The Health Care Financing Administration (HCFA) has issued a final rule governing the operation of the Organ Procurement and Transplantation Network (OPTN). The rule is intended to improve the effectiveness and equity of the nation's transplantation system by encouraging organ donation; developing an organ allocation system that functions on a nationwide basis; providing the basis for effective federal oversight of the OPTN; and distributing better information about transplantation to patients, families, and healthcare providers. These new rules will be effective July 1, 1998. Hospitals that perform transplants and participate in Medicare and Medicaid are required to be members of the OPTN and abide by its requirements. The rule was published in the April 2 Federal Register.

In order to improve allocation of organs for transplantation, the final rule establishes performance goals to be achieved by the OPTN. The rule does not establish specific allocation policies, but instead looks to the organ transplant community to take action to meet the performance goals. By requiring common criteria for listing eligibility and medical status, the rule will provide patients awaiting transplants with equal access to organs and will provide organs to the patients with the greatest medical need for transplant.

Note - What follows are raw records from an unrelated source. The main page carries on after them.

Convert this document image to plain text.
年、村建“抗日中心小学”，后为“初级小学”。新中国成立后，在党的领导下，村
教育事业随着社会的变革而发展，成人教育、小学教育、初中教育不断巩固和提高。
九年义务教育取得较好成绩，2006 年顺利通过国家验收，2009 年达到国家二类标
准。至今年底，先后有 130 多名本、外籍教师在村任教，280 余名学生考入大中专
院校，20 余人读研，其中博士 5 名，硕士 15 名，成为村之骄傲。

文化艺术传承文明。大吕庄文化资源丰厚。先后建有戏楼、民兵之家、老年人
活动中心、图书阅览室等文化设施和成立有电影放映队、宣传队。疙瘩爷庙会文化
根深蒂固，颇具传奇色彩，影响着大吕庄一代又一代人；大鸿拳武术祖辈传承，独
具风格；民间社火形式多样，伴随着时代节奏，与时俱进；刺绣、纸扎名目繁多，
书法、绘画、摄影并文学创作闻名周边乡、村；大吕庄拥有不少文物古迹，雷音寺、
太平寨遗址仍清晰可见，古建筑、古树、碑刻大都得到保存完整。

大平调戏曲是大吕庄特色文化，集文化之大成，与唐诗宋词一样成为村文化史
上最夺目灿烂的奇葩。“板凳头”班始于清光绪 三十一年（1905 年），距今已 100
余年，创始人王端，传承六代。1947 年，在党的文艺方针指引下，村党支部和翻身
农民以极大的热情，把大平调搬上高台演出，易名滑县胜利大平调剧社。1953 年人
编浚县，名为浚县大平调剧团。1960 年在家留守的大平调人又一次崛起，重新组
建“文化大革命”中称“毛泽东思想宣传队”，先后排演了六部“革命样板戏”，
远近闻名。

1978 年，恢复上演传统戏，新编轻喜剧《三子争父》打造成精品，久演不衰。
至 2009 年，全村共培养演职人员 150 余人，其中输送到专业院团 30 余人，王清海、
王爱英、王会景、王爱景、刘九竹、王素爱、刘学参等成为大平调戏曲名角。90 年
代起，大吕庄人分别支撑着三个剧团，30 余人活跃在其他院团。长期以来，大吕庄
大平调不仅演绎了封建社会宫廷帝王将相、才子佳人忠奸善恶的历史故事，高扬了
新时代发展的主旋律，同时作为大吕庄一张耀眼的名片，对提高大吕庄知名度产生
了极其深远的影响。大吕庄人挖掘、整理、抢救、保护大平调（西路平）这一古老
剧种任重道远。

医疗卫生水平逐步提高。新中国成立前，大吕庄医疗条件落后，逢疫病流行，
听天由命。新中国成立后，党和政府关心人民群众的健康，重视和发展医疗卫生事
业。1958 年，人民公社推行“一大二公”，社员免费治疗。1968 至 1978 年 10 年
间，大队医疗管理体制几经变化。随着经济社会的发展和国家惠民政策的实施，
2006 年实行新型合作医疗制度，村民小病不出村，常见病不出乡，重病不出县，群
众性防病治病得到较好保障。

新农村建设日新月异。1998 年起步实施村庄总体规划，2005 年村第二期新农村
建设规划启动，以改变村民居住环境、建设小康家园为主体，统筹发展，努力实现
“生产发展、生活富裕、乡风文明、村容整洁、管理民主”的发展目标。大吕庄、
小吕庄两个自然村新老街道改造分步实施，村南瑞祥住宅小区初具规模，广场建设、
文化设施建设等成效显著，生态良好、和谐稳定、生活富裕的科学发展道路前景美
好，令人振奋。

While current OPTN policies give weight to medical need, the "local first" practice thwarts organ allocation over a broad area and thus prevents medical need from being the dominant factor in allocation decisions. Under the provisions of the final rule, the area where a person lives or the transplant center where he or she is listed will not be primary factors in determining how quickly he or she receives a transplant. Instead, organs will be allocated according to objective standards of medical status and need. In this way, suitable organs will reach patients with the greatest medical need, both when they are procured locally and when they are procured outside the listed patients' areas.